Greyfriars Blanc de Blancs, Brut, England
Lea & Sandeman, £24.95
If you’re driving south on the A3, you’ll embark on a long climb just past Guildford and then burst out onto a glorious view away towards the South Downs. Then take the right turn, along the Hog’s Back, which is an inspiring high ridge with more uplifting views across to the hills, both north and south.
But if you don’t look downwards you will be missing the best view of all – the billowing rows of vines that Greyfriars have planted, snuggled beneath the Hog’s Back ridge, angled to the south, soaking up every ray of Surrey sunshine that comes.
Greyfriars Vineyard makes several sparklers, but this fizz, in particular, is a cracker. It comes from the Estate’s Chardonnay grapes and is fuller, rounder, creamier and nuttier than most English fizz, because they ferment and age the wine in oak barrels before giving the wine its bubbles. You still get the mouthwatering, crisp acidity of England, but it is married with a rich softness like lemon curd smeared on warm brioche.
Lyrarakis ‘Voila’ Assyrtiko, Greece 2016
Majestic, £11.99
I’ve become a big fan of Greek white wines over the last few years – some of them have been bracingly snappy, some have been hauntingly scented – but none of them came from the island of Crete. Indeed, when I’ve visited Crete I’ve usually ended up on Campari & soda.
But then I discovered the Lyrarakis family. They’ve planted a whole range of exciting grape varieties (some of them virtually extinct), in a high, cool valley in central Crete, and they are transforming the reputation of the island.
Assyrtiko is a grape that makes volcanic, haughty, pithy wines on the sparse, lava-strewn landscape of Santorini. It obviously does just as well in Crete, because this is packed with apple flavours like the best farm apple juice you could buy, the acidity is just enough to make your gums shiver politely in anticipation, and there’s a lingering taste of the island, as though someone had sprinkled a few grains of rock dust into your glass.

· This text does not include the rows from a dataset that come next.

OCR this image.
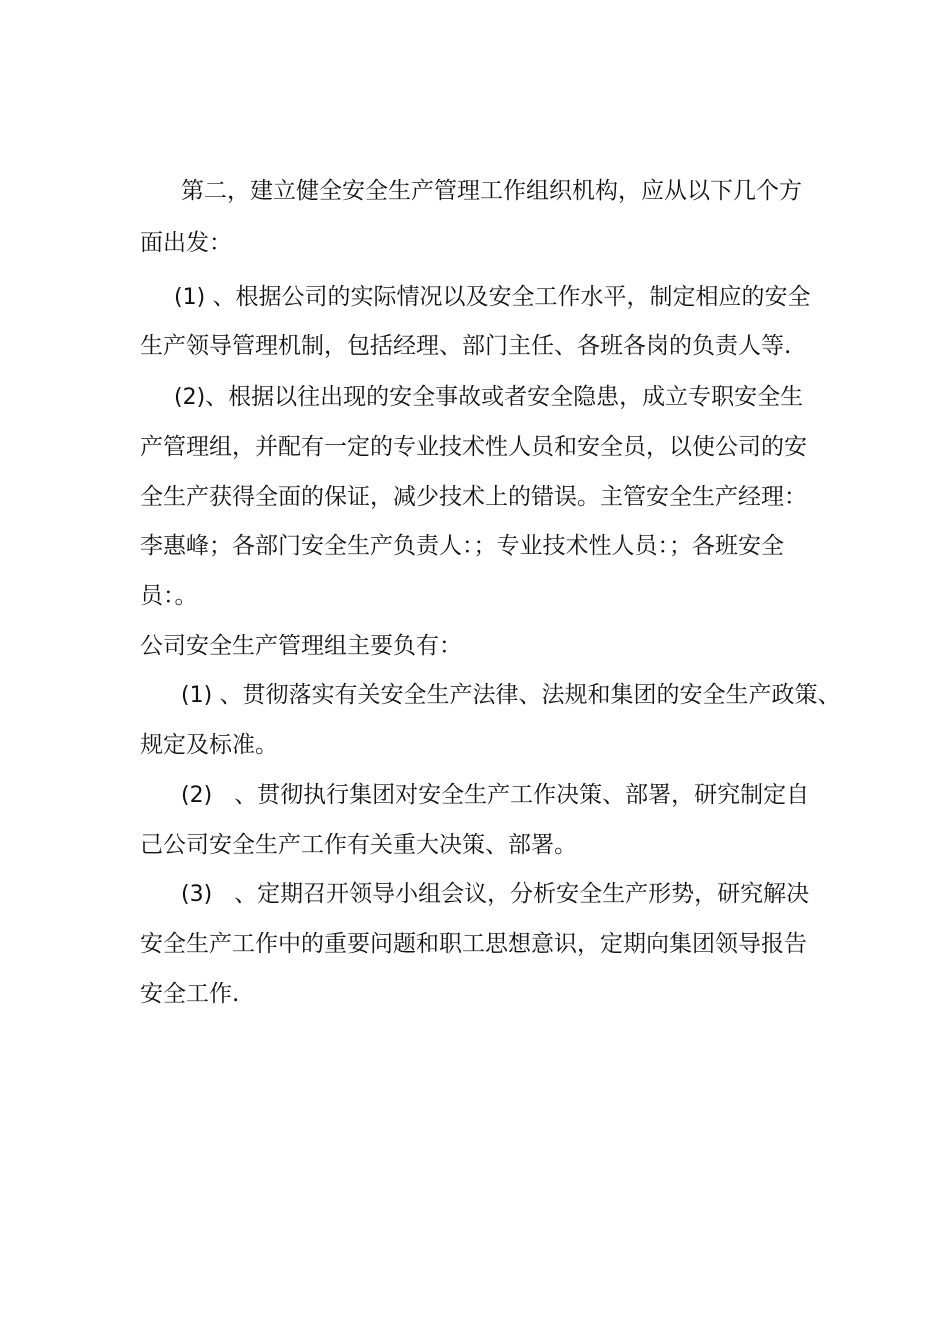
第二，建立健全安全生产管理工作组织机构，应从以下几个方

面出发：

(1) 、根据公司的实际情况以及安全工作水平，制定相应的安全

生产领导管理机制，包括经理、部门主任、各班各岗的负责人等.

(2)、根据以往出现的安全事故或者安全隐患，成立专职安全生

产管理组，并配有一定的专业技术性人员和安全员，以使公司的安

全生产获得全面的保证，减少技术上的错误。主管安全生产经理：

李惠峰；各部门安全生产负责人：；专业技术性人员：；各班安全

员：。

公司安全生产管理组主要负有：

(1) 、贯彻落实有关安全生产法律、法规和集团的安全生产政策、

规定及标准。

(2) 、贯彻执行集团对安全生产工作决策、部署，研究制定自

己公司安全生产工作有关重大决策、部署。

(3) 、定期召开领导小组会议，分析安全生产形势，研究解决

安全生产工作中的重要问题和职工思想意识，定期向集团领导报告

安全工作.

Viñalba Reserva de la Familia Malbec, Mendoza, Argentina
Morrisons, £9.25
Argentine Malbec has become one of the most reliably juicy, lush, fruit-crammed reds that money can buy (and not for all that much money, either). Even bargain basement Malbec tastes reasonably good. But this one is definitely not bargain basement – it’s just fantastically good value – a very different matter altogether.
Mendoza’s vineyards sweep away from the mighty Andes for miles, and they can get pretty hot. But there is a hidden valley that creeps up towards the mountains, getting ever colder the higher you go, even though the sun still shines relentlessly. This is the Uco Valley.
And this is where Viñalba grow their Malbec grapes. The cool conditions mean that the grapes retain a mouthwatering, crunchy cranberry skin freshness, while the sun ripens the dark fruit to scented raspberry and red plum spiciness, just dabbed with a hint of the rocky vineyard soil the grapes were grown in.